Survivra-t-il encore longtemps à son chef historique et charismatique Hocine Ait-Ahmed ? La situation « dramatique, voire chaotique » dans laquelle se trouve le FFS selon le constat de son premier secrétaire Hakim Belahcel autorise toutes les inquiétudes.
Sa lettre aux militants après les violences survenues au siège national à Alger laisse penser à un champ dévasté plutôt qu’à un parti politique. M. Belahcel parle d’embrasement, d’implosion, d’irréparable, d’humiliations causées, selon lui, par des « alliances douteuses et inavouées » et qui couronnent finalement une « crise qui couve en sourdine » depuis longtemps.
Hier, Hakim Belahcel est revenu sur sa démission. Mais le constat qu’il a dressé reste valide. On croirait difficilement que l’on parte du FFS. Le parti occupe une place particulière dans le paysage politique national et jouit d’une certaine admiration de la part de tous les Algériens. Si le FLN reste à leurs yeux le mouvement de la lutte pour l’indépendance le FFS incarne le combat pour l’instauration de la démocratie.
Le FFS c’est la continuité de la déclaration du 1er novembre et de la plate-forme de la Soummam. Hocine Ait-Ahmed a fondé le FFS pour libérer le pays de la dictature militaire imposée par le groupe de Oujda, après avoir été l’un des pionniers à vouloir le libérer de la domination coloniale et non pour en faire un instrument de conquête du pouvoir. Il en a d’ailleurs refusé tous les ors que les dirigeants successifs ne se sont pas privés de lui proposer pour le soustraire à son rôle de vigie populaire.

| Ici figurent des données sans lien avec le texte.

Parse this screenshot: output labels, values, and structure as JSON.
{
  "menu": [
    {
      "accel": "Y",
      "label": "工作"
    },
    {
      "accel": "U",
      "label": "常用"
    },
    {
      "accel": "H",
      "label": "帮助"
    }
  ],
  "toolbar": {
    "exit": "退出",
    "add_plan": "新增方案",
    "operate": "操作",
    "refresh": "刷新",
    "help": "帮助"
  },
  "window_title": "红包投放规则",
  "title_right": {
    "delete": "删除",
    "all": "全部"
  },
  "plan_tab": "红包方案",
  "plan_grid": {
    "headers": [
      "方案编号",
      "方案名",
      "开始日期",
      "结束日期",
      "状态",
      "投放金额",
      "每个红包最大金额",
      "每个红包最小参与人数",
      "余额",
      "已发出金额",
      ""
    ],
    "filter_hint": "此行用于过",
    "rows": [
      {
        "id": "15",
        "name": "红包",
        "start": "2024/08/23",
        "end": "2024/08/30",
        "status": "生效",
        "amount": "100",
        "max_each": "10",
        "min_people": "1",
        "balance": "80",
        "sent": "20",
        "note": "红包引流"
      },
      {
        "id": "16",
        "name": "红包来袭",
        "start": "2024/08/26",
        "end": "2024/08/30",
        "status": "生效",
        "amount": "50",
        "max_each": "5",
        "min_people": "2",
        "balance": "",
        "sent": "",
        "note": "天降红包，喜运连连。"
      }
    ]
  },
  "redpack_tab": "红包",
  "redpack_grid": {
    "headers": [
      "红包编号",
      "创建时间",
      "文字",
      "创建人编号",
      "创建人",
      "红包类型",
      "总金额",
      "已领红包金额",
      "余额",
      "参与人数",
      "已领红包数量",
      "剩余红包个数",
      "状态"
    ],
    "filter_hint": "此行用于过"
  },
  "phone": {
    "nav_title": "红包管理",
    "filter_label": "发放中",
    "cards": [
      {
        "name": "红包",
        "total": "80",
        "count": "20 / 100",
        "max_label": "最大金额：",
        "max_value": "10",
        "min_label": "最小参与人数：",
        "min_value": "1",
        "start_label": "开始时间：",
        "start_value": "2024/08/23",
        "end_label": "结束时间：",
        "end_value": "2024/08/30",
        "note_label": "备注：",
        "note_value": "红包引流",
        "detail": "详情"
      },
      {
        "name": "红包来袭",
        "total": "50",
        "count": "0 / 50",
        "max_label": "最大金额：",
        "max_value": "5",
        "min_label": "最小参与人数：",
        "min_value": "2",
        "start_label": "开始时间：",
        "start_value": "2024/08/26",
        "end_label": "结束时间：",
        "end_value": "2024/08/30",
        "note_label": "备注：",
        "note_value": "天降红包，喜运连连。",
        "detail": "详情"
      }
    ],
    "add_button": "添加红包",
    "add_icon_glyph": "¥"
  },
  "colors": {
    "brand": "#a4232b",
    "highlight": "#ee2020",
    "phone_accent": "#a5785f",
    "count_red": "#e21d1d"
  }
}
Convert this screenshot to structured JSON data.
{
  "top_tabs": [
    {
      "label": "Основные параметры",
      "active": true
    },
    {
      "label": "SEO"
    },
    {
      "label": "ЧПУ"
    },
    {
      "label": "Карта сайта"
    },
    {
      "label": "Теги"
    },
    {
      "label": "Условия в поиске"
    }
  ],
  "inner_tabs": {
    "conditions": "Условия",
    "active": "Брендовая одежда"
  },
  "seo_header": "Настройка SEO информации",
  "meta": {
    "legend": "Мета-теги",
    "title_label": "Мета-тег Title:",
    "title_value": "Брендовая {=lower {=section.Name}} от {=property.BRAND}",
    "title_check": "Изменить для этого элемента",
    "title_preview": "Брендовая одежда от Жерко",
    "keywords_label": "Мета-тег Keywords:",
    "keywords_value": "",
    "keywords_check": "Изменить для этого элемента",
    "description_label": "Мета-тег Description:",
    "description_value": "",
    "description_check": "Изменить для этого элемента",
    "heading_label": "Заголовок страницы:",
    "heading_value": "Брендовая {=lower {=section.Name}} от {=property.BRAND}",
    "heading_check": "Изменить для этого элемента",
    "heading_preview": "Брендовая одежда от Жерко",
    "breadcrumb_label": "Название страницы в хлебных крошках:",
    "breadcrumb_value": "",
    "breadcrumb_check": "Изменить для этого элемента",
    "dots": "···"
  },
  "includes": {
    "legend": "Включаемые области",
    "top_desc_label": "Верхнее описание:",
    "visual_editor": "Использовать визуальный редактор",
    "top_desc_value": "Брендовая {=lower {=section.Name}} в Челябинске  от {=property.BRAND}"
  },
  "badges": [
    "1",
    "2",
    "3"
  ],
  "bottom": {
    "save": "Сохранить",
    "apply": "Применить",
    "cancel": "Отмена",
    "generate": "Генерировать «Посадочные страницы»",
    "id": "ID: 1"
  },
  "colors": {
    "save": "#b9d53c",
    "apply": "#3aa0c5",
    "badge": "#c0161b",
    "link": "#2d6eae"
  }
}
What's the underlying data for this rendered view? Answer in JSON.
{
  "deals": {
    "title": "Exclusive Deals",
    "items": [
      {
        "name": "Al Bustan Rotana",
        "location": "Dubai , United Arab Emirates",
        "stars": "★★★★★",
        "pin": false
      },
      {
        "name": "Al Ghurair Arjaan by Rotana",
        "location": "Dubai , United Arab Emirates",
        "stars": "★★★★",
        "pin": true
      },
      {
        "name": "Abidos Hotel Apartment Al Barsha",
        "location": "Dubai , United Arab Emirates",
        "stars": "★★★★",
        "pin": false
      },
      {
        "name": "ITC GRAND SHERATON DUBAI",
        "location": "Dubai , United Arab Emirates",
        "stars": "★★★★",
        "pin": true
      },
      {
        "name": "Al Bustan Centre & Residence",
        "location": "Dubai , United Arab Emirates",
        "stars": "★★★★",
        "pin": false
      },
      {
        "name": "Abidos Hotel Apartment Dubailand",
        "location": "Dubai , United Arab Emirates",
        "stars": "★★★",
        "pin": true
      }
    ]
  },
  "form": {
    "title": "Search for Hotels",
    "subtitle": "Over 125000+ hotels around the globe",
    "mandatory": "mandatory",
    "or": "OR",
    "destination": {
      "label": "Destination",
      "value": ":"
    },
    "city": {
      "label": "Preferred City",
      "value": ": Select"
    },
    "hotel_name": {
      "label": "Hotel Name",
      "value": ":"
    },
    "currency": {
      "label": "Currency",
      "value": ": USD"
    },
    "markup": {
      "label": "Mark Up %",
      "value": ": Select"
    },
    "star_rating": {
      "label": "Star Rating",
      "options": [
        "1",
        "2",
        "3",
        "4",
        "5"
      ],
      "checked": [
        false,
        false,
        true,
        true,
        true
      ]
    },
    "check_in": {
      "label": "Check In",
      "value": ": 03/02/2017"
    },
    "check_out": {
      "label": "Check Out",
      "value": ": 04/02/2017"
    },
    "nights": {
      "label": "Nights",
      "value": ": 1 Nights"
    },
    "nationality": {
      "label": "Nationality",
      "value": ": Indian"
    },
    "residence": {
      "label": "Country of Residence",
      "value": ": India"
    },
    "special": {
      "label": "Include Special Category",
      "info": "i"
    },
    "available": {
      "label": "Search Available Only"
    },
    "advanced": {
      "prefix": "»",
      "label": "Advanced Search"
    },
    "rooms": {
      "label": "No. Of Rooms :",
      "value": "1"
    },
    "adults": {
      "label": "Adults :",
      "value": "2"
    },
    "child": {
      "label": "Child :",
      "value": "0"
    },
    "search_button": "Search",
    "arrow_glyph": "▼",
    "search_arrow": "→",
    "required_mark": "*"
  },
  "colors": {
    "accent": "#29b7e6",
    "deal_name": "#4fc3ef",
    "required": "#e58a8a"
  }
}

On ne peut pas parler de luttes démocratiques en Algérie sans penser à ce militant de la première heure. Ait-Ahmed est décédé après plus d’un demi-siècle de combat marqué par l’emprisonnement et un très long exil. Il incarne l’opposition pacifique par le débat et les idées. Le FFS c’est la mémoire de centaines de militants morts pour la démocratie en 1963. C’est la mémoire d’Ali Mécili, artisan de la réconciliation avec Ahmed Benbella, assassiné en 1887 à Paris. C’est la mémoire M’barek Mahiou, assassiné en pleine décennie noire.
Tout au long de son histoire, le FFS a rallié des militants de la démocratie qui l’ont quitté parfois. On pense à Abdelhafid Yaha, aux frères Sadi, aux frères Lounaouci, à Hachemi N’Ait-Djoudi, à Said Khelil, Mustapha Bouhadef, Rachid Halet. Mais le parti réussit toujours à dépasser les crises et à se remettre en marche, aidé par le prestige de son fondateur.
Le FFS doit rester ce repère du combat démocratique et ses militants doivent continuer à s’inspirer de ce guide. S’ils ne sont pas capables de lui faire jouer ce rôle qu’ils en fassent un héritage de tous les Algériens en le soustrayant définitivement des luttes de pouvoir qui le secouent depuis 2013, quand Ait-Ahmed avait décidé de se mettre en retrait.
Au moment où les Algériens demandent au régime de s’arracher du pouvoir qu’il domine depuis 1962, la direction et les parlementaires du FFS ne devraient pas s’accrocher à leur privilèges. Ce serait dommage de voir le parti quitter l’histoire au moment où le pays est au seuil de la deuxième République.